One prescribed burn in an area is not the answer to the problems in our forests. Fire must become a tool that is used repeatedly to maintain forest health and restore diversity in forest watersheds. After a fire, plant species that were absent from the overstocked forest reappear from dormant seed stored in the soil seed bank. Wildlife can move away from prescribed burns and quickly return to rejuvenating forests. The public needs information on the scheduling of prescribed burns so that individuals who are sensitive to smoke can take precautions, but we all need to understand that a healthy forest is one where fire is a natural part of ecosystem management.

However, fire has the potential to be very “bad” when it enters the wild land/urban interface. This summer’s fires on Mount Lemmon and in Southern California illustrate just how bad fire can be. Rural/Metro and the Tonto National Forest work together when fire threatens the Desert Foothills communities. Personnel from both groups are available to respond as needed.

As homes grow out into what were formerly uninhabited natural areas, precautions need to be taken to reduce the fire hazard. In an emergency situation firefighters must evaluate which homes can be saved and which ones cannot be protected. Roofing material can be a significant factor in affecting the ability of firefighters to save a home. Tile and metal roofs offer more fire protection than flat built-up roofs or composition shingles. Wood shingle roofs are extremely flammable.

In the last few years wildfires in the Desert Foothills have been confined to less than four acres with the fire being brought under control in less than an hour. But in late July 1995, things were different when a lightning strike near Dynamite Road started a fire that burned 2,000 acres. The Rio Fire, as it was called, burned for days, but no houses were lost. The strategy was to allocate resources to save homes and let areas in-between burn.

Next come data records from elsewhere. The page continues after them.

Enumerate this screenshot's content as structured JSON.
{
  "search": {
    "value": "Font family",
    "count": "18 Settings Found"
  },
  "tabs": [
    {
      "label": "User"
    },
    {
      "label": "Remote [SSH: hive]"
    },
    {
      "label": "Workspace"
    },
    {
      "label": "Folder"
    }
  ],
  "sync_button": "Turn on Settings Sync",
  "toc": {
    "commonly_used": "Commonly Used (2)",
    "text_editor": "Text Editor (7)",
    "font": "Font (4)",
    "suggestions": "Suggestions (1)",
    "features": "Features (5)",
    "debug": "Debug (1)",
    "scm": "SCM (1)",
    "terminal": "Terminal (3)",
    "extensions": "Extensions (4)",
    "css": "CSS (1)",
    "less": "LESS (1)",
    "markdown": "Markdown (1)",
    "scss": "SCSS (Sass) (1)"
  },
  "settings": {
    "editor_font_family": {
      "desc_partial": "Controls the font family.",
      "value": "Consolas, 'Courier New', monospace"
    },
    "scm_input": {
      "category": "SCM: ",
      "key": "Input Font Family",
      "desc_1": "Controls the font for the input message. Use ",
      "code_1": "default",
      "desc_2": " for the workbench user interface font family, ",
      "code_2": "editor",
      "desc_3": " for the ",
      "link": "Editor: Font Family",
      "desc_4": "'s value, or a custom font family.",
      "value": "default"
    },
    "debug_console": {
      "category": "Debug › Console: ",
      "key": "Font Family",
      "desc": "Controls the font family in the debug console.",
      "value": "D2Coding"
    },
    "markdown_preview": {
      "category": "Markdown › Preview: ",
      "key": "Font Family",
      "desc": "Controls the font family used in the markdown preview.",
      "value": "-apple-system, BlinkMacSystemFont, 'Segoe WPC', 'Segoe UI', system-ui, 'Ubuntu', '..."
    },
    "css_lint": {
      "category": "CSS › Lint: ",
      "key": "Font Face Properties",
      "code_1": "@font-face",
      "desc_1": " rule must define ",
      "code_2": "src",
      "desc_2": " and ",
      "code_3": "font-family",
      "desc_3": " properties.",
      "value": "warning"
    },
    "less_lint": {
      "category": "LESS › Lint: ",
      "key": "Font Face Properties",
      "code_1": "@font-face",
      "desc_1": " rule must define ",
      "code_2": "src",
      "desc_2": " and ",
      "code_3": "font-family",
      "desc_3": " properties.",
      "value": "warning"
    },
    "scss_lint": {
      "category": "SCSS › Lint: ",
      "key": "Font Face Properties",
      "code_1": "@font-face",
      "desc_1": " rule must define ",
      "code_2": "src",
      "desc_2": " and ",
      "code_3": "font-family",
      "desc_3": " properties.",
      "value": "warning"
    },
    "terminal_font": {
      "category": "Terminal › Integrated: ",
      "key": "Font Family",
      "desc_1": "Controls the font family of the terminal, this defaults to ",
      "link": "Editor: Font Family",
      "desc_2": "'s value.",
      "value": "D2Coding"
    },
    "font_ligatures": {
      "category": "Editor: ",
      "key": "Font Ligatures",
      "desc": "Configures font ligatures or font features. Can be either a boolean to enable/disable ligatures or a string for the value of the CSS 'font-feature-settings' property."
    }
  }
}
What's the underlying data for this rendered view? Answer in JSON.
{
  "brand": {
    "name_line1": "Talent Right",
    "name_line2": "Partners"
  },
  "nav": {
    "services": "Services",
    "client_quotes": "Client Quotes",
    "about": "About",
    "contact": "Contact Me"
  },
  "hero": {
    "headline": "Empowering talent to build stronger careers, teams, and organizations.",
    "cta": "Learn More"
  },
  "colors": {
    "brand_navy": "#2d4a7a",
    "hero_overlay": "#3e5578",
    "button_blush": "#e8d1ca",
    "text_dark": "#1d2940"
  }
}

Assistant Chief Ford’s video of air tankers dropping fire retardant on the desert just south of Carefree is very dramatic, as are the comments of residents whose homes and businesses were saved through the efforts of firefighters.

Saving homes is easier if there is a 30-foot defendable area around the house. This does not mean that the 30-foot buffer should be stripped bare of vegetation. Rather, lower branches of trees should be trimmed above the height of surrounding bushes and areas of continuous fuels should be reduced by creating breaks between individual bushes and trees.

During Assistant Chief Ford’s years with Rural/Metro, the only house lost to a wildfire was a home in Paradise Valley where the vegetation grew up underneath and was touching a wooden deck extending out over the hillside. With no defendable area around the house and a fire burning uphill, Rural/Metro was severely handicapped in its attempt to save the residence. If you are concerned about the adequacy of your home’s 30-foot defendable area, Rural/Metro will come out and provide a free inspection of your property and offer advice as to how to reduce the chance of a “bad” fire targeting your home.